Tim Hughes is enchanted by Creation’s magical outdoor staging of Alice, on the story’s 150th anniversary
Curiouser and curiouser... When it comes to open-air theatre, we’ve never seen anything quite like Creation Theatre’s Alice.
This swaggering re-telling of the classic takes the audience on a journey of their own – one, of spiralling madness illuminated by flashes of delight and surprise.
After a summer of al-fresco Shakespeare, the prospect of an evening saunter around a college garden is light relief; no straining to follow tortuous plots or polite applause at witty wordplay. For the cast, there is also no compulsion to kick around the theatrical furniture by striving for something bold and new. This is Alice, after all; a book as synonymous with Oxford life as traffic jams, drunken students and the Radcliffe Camera.
The story – published 150 years ago this year – is more than familiar; the lines are mantras, the scenes engraved in our consciousness and the characters as recognisable as old friends.
“Begin at the beginning,” the king would advise the cast, “and go on till you come to the end: then stop.”
Yet, as you’d expect from Creation, there are surprises galore.

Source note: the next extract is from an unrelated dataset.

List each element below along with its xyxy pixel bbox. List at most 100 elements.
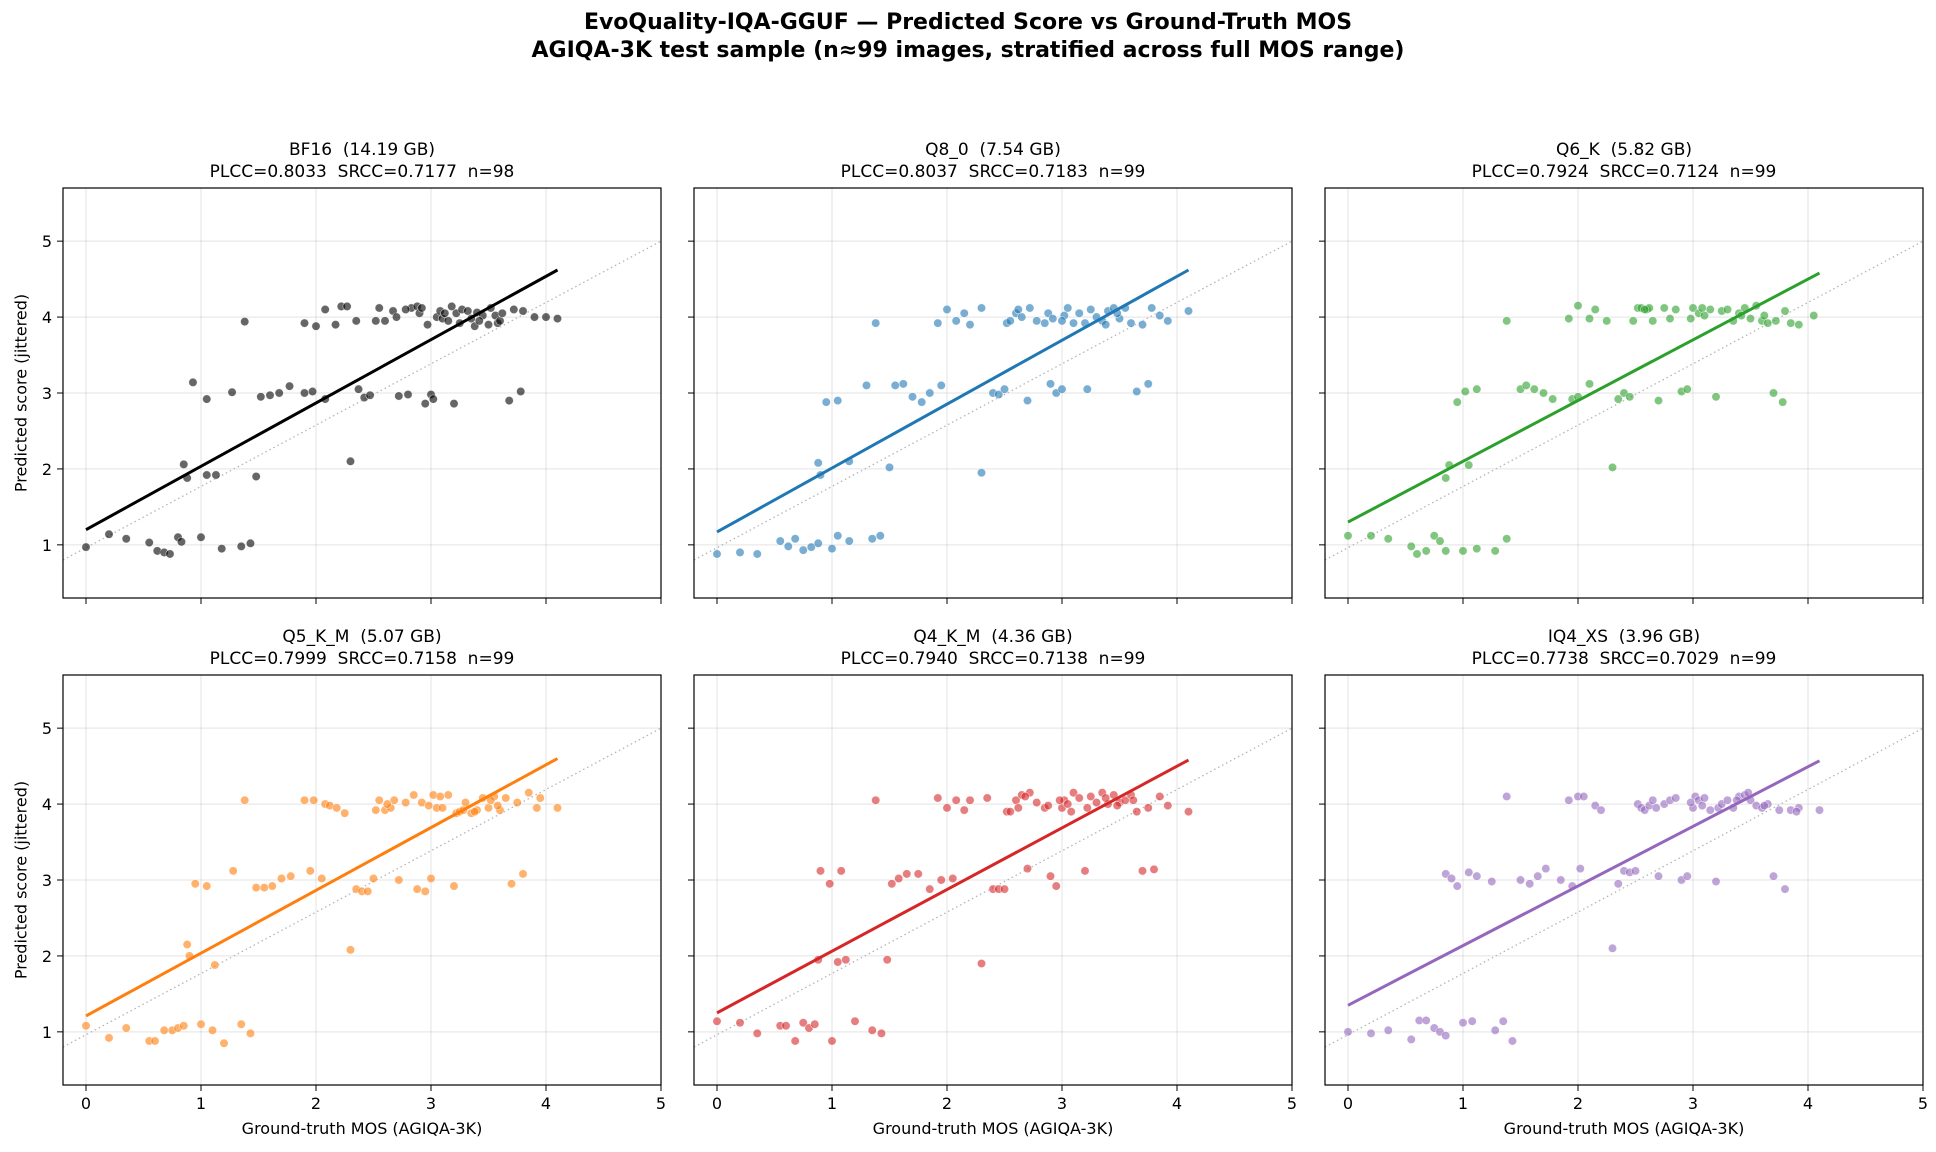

Rather than opening, the play gradually slides into view, through the device of a mobile phone conversation on the college patio. As Alice (played brilliantly by Rachel-Mae Brady as the wide-eyed and innocent, yet determined young woman) skips off in pursuit of an athletic, tumbling White Rabbit (played by Luke Chadwick-Jones – a trained gymnast and trampolinist prone to diving into a somersault at the drop of a hat), we are similarly drawn in.
The garden of St Hugh’s is ideally suited to this potty promenade – airy glades, clipped lawns and gnarled trees forming the perfect backdrop to encounters with nutty monarchs, a deranged tea party, and an eye-popping Cheshire Cat – of which I will say nothing, at risk of spoiling the surprise.
Highlights include Alice’s meddling with psychotropic substances, which causes her neck to extend to the height of a tree (how they did it, I’m still not sure) a brush with the Jabberwocky, and a game of croquet, played by children.
Director Helen Tennison has pulled a dazzling masterpiece out of this rabbit hole, with a show which appeals as much to adults as the children for whom the story is intended. But, as the White Rabbit would say: don’t be late; you only have until Sunday to catch this theatrical highlight of the summer.